5. Vem a seguir a parte mais divertida. Não precisa de comentários: "A pobreza é sobretudo uma cultura - uma atitude perante a vida, um estado de espírito -, possuindo elementos que podem ser perfeitamente identificados. Uma pessoa que nasça num meio modesto e cuja atitude perante a vida seja caracterizada por estes elementospossui todas as probabilidades de permanecer pobre para sempre. Pelo contrário, uma pessoa que nasça num meiopobre, mas de cuja atitude perante a vida estejam ausentes estes elementos, tem grande probabilidade de sair da pobreza e até se tornar rica".

Tendo em conta estes elementos, Pedro Arroja termina com estes admiráveis conselhos (é aqui que o artigo se torna hilariante):
1) o pobre, se quer sair da pobreza, deve "pensar a prazo e desenvolver as faculdades do pensamento abstracto que permitem definir um plano de vida e identificar comportamentos adequados para atingir os objectivos propostos" (hão-de concordar que esta do "pensamento abstracto" é verdadeiramente deliciosa;
2) deve "ganhar o sentido do futuro - o sentido de que a vida não termina hoje, mas que existe um amanhã" (este bom conselho não abrange, como é óbvio, os que se suicidam);
3) "desenvolver o sentido de autoconfiança, que lhe permita moldar a vida" (versão mais concreta: "se até um cretino pode escrever artigos nos jornais, então eu..."

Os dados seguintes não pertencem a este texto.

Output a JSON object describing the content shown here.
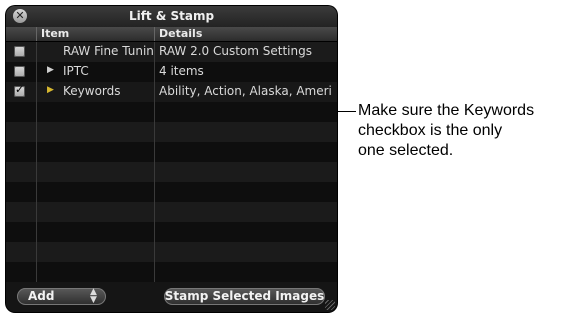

4) "gostar mais de si próprio e exercitar-se no seu aperfeiçoamento pessoal",
5) "desenvolver a capacidade para se fixar num projecto de vida" (devemos reconhecer que Arroja começa a repetir-se, mas uma pessoa não pode ser brilhante em todas as alíneas)

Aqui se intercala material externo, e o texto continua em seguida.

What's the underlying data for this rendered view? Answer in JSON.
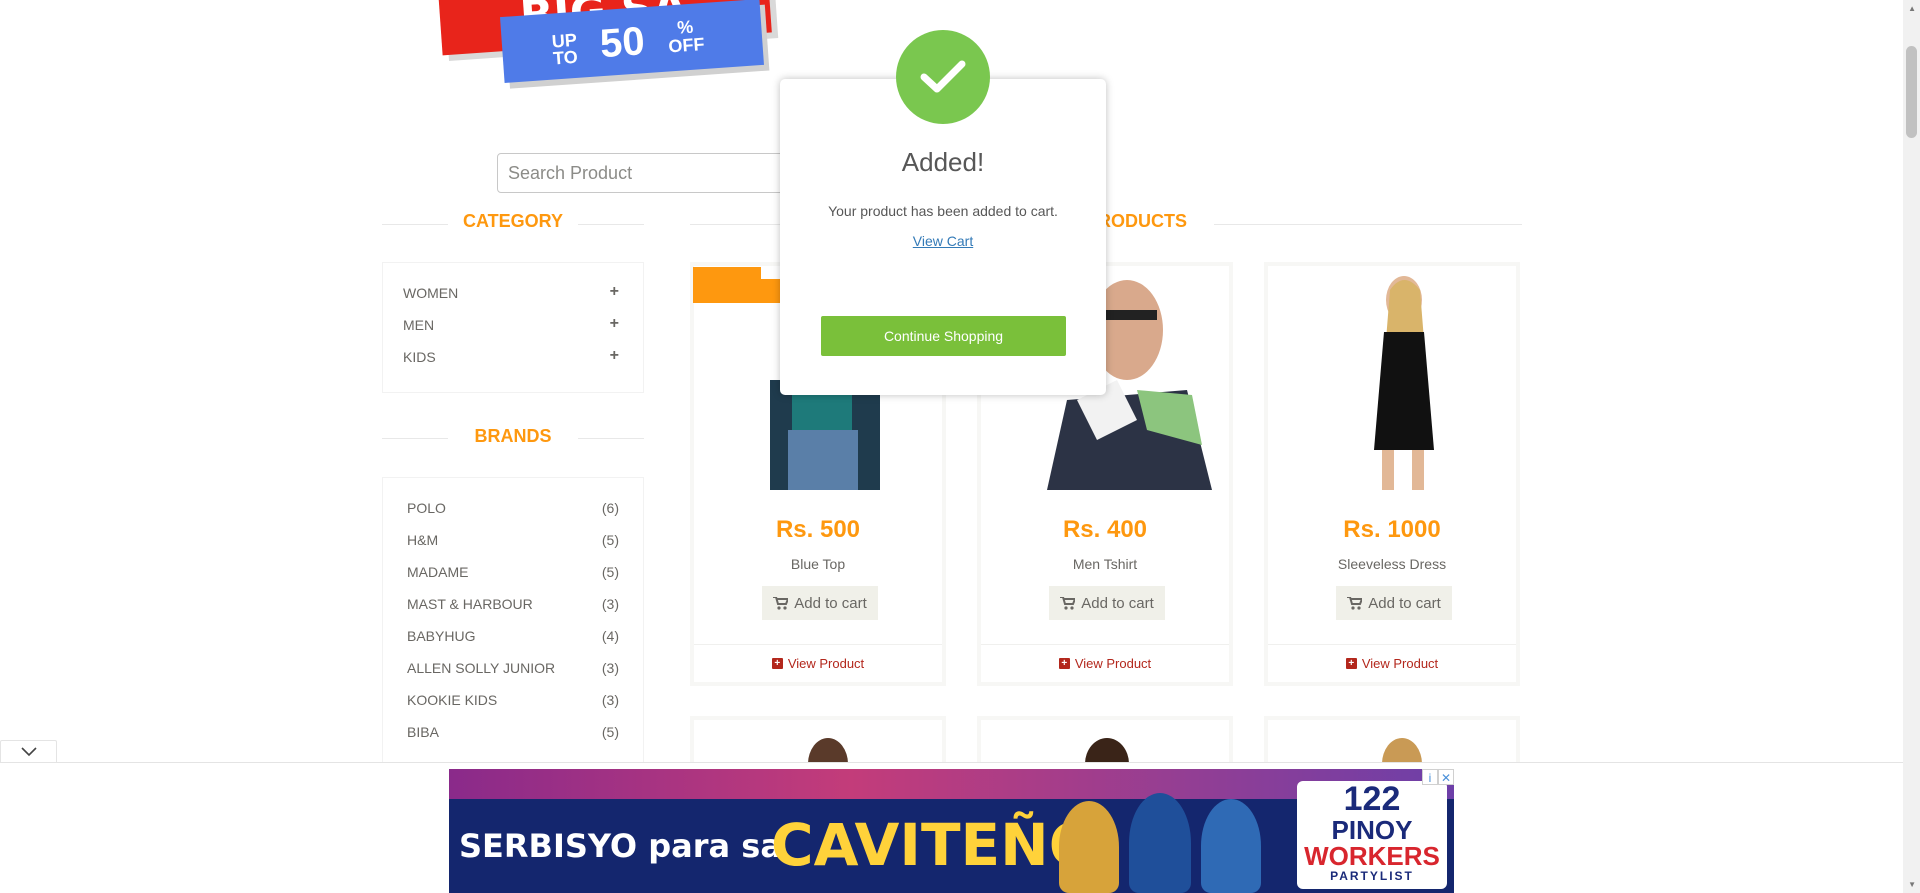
{
  "banner": {
    "big_sale": "BIG SA",
    "up_to": "UP TO",
    "percent": "50",
    "pct_off": "% OFF"
  },
  "search": {
    "placeholder": "Search Product"
  },
  "sidebar": {
    "category_title": "CATEGORY",
    "categories": [
      {
        "label": "WOMEN"
      },
      {
        "label": "MEN"
      },
      {
        "label": "KIDS"
      }
    ],
    "brands_title": "BRANDS",
    "brands": [
      {
        "label": "POLO",
        "count": "(6)"
      },
      {
        "label": "H&M",
        "count": "(5)"
      },
      {
        "label": "MADAME",
        "count": "(5)"
      },
      {
        "label": "MAST & HARBOUR",
        "count": "(3)"
      },
      {
        "label": "BABYHUG",
        "count": "(4)"
      },
      {
        "label": "ALLEN SOLLY JUNIOR",
        "count": "(3)"
      },
      {
        "label": "KOOKIE KIDS",
        "count": "(3)"
      },
      {
        "label": "BIBA",
        "count": "(5)"
      }
    ]
  },
  "main": {
    "section_title_visible": "PRODUCTS",
    "products": [
      {
        "price": "Rs. 500",
        "name": "Blue Top",
        "add_label": "Add to cart",
        "view_label": "View Product"
      },
      {
        "price": "Rs. 400",
        "name": "Men Tshirt",
        "add_label": "Add to cart",
        "view_label": "View Product"
      },
      {
        "price": "Rs. 1000",
        "name": "Sleeveless Dress",
        "add_label": "Add to cart",
        "view_label": "View Product"
      }
    ]
  },
  "modal": {
    "title": "Added!",
    "message": "Your product has been added to cart.",
    "link": "View Cart",
    "button": "Continue Shopping"
  },
  "ad": {
    "headline": "SERBISYO para sa",
    "highlight": "CAVITEÑO",
    "logo_number": "122",
    "logo_line1": "PINOY",
    "logo_line2": "WORKERS",
    "logo_line3": "PARTYLIST",
    "info_icon": "i",
    "close_icon": "✕"
  },
  "colors": {
    "accent": "#fe980f",
    "success": "#7ac74f",
    "button_green": "#7ac03a",
    "link": "#337ab7",
    "view_red": "#b3271c"
  }
}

6) "adquirir gosto por aquilo que faz, especialmente pelo seu trabalho" (este conselho não se aplica obviamente aos desempregados)

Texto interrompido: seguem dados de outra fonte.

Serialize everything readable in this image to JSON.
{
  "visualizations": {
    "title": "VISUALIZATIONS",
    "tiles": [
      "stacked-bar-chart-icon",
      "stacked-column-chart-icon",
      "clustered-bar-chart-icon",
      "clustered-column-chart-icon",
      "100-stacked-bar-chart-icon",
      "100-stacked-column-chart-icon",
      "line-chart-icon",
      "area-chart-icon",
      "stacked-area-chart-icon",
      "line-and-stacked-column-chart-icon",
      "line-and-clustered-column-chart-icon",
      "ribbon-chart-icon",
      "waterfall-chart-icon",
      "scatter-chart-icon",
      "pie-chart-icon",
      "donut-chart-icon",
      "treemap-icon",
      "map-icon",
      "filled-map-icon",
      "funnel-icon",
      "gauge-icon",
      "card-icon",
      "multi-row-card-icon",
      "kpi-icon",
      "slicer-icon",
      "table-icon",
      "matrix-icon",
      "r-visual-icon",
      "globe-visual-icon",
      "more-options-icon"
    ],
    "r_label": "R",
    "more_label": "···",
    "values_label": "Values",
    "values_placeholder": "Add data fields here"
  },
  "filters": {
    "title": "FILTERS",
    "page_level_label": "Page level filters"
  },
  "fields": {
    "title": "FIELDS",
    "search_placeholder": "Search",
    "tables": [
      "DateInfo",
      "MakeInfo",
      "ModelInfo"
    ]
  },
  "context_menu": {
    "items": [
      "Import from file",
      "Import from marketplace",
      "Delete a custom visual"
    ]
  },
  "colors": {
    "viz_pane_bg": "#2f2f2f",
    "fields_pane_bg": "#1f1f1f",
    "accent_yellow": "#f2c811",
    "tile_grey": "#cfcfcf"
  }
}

7) "procurar elevar-se acima das gratificações físicas imediatas" (ou por outras palavras: não ler apenas o Kamasutra, mas também os economistas neoliberais);
8) "precaver-se hoje contra as incertezas que o futuro traz consigo" (ou por outras palavras: conhecem a história da cigarra e da formiguinha...?);
Entre isto e a astrologia não há diferença, trata-se de uma cultura do optimismo.

Pedro Arroja - o Che Guevara (peço desculpa pela ofensa à memória do Che) do nosso pensamento neoliberal. Garanto-lhes que não perco a próxima crónica.